Adriana Varejão é mesmo uma das artistas brasileiras de mais destaque na cena contemporânea. Aqui e lá fora.
Sim, ela é carioca, frequentou diversos cursos na Escola de Artes Visuais do Parque Lage, no Rio, e fez sua primeira exposição individual aos 24 anos, na galeria Thomas Cohn, em São Paulo.
Desde então… ih…. histórico extenso….
* Bienal de São Paulo, em 1994 e 1998;
* Bienal de Havana, em 1994
* Bienal de Johannesburgo, em 1995
* Bienal de Liverpool, em 1999
* Bienal de Sydney, em 2000
* Mostra coletiva UltraBaroque - EUA, 2000-2002
* Mostra coletiva TransCulture - Veneza; Tokio, 1995
* Mostra coletiva New Histories - ICA, Boston, 1996
* Mostra coletiva Mapping - MoMA-NY, 1994
* Individual na galeria Victoria Miro, em Londres e na Galeria Fortes Vilaça, em São Paulo e no MoMA-NY
* E peça adquirida pela Tate Modern, de Londres, por US$ 40 mil.
Apesar disso, eu só a conheci há uns dois anos atrás.
E fui lendo, ouvindo, vendo imagens dos seus trabalhos e tentando entendê-los.
Até uma tarde de sábado de sol, no Rio, quando resolvi matar saudades do MAM. Bilheteria de um lado, livrinhos deliciosos de outro. Roleta. Uma escada. 10 passos e meu programinha casual virou uma luta baixa. Primeiro golpe: soco no estomago.
Devia ter mais de três metros de altura. Daquela parede de azulejos no canto do enorme salão branco pendiam carnes, vermelhas, sangrentas.
Mais 10 passos e um tapa na cara.
De perto a carne era mais vermelha, mais redondilhada e os azulejos mais azuis.
Dois passos para o lado, um piscar de olhos e eu entendi que estava diante de Adriana Varejão.
“Sua obra reproduz elementos históricos e culturais, com temas ligados à colonização, ao barroco e à azulejaria. Investiga também a utilização do corpo humano, da visceralidade e da representação da carne como elemento estético. Apesar de remeter ao barroco, adquire forte contemporaneidade em decorrência do acúmulo excessivo de materiais, camadas de tinta e informações.

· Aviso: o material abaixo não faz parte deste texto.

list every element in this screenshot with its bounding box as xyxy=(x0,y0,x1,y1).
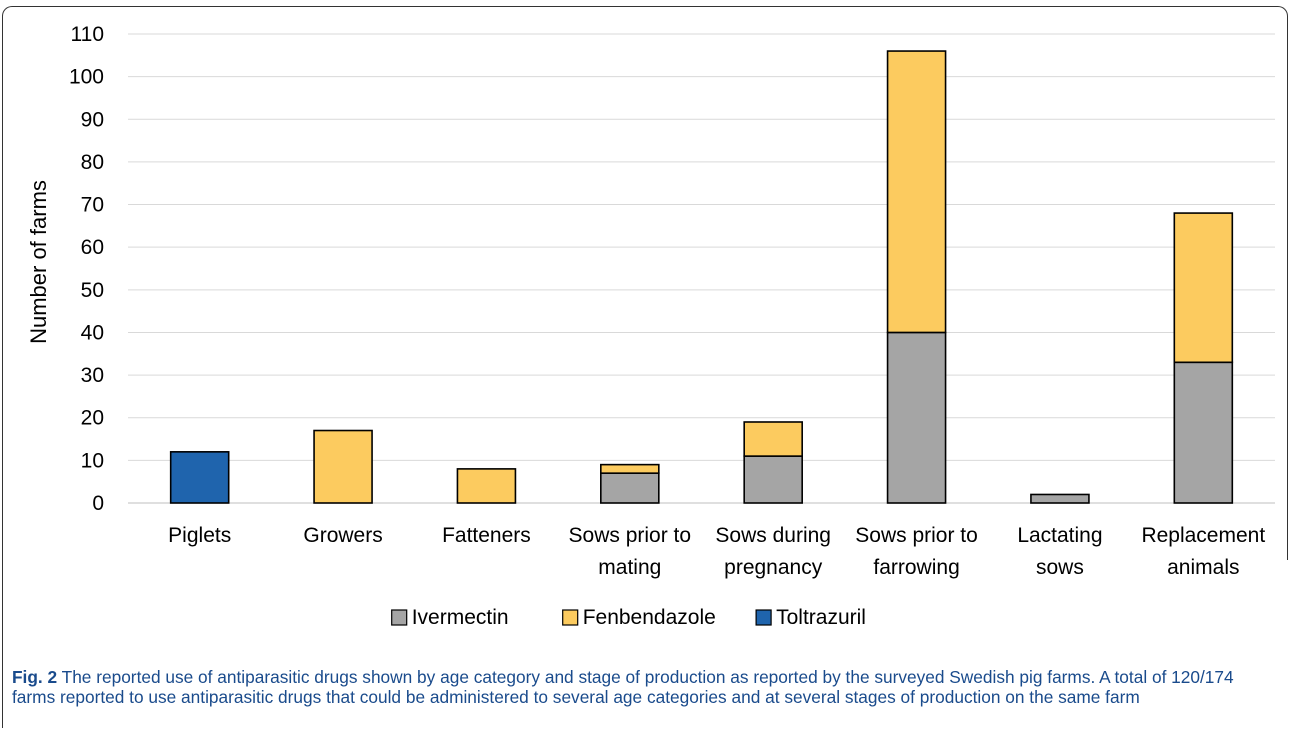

A densidade simbólica de Adriana Varejão é tanta que escandaliza os espectadores, mas ao mesmo tempo é responsável pela conquista de admiração e respeito cada vez maiores nos cenários internacionais da arte.”
Revista Touch of Class
É o que dizem.
Eu não tenho palavras.
Pra mim Adriana Varejão é mesmo uma das artistas brasileiras de mais destaque na cena contemporânea. E ponto.



Momento “pop”: a coleção verão 2007/08 da moda praia de Lenny Niemeyer tiveram referência nos azulejos trabalhados de Adriana Varejão. E como nem só de inspiração se faz um biquini, os azulejos feitos estão efetivamente aplicados nas peças, após serem quebrados, afinados e polidos.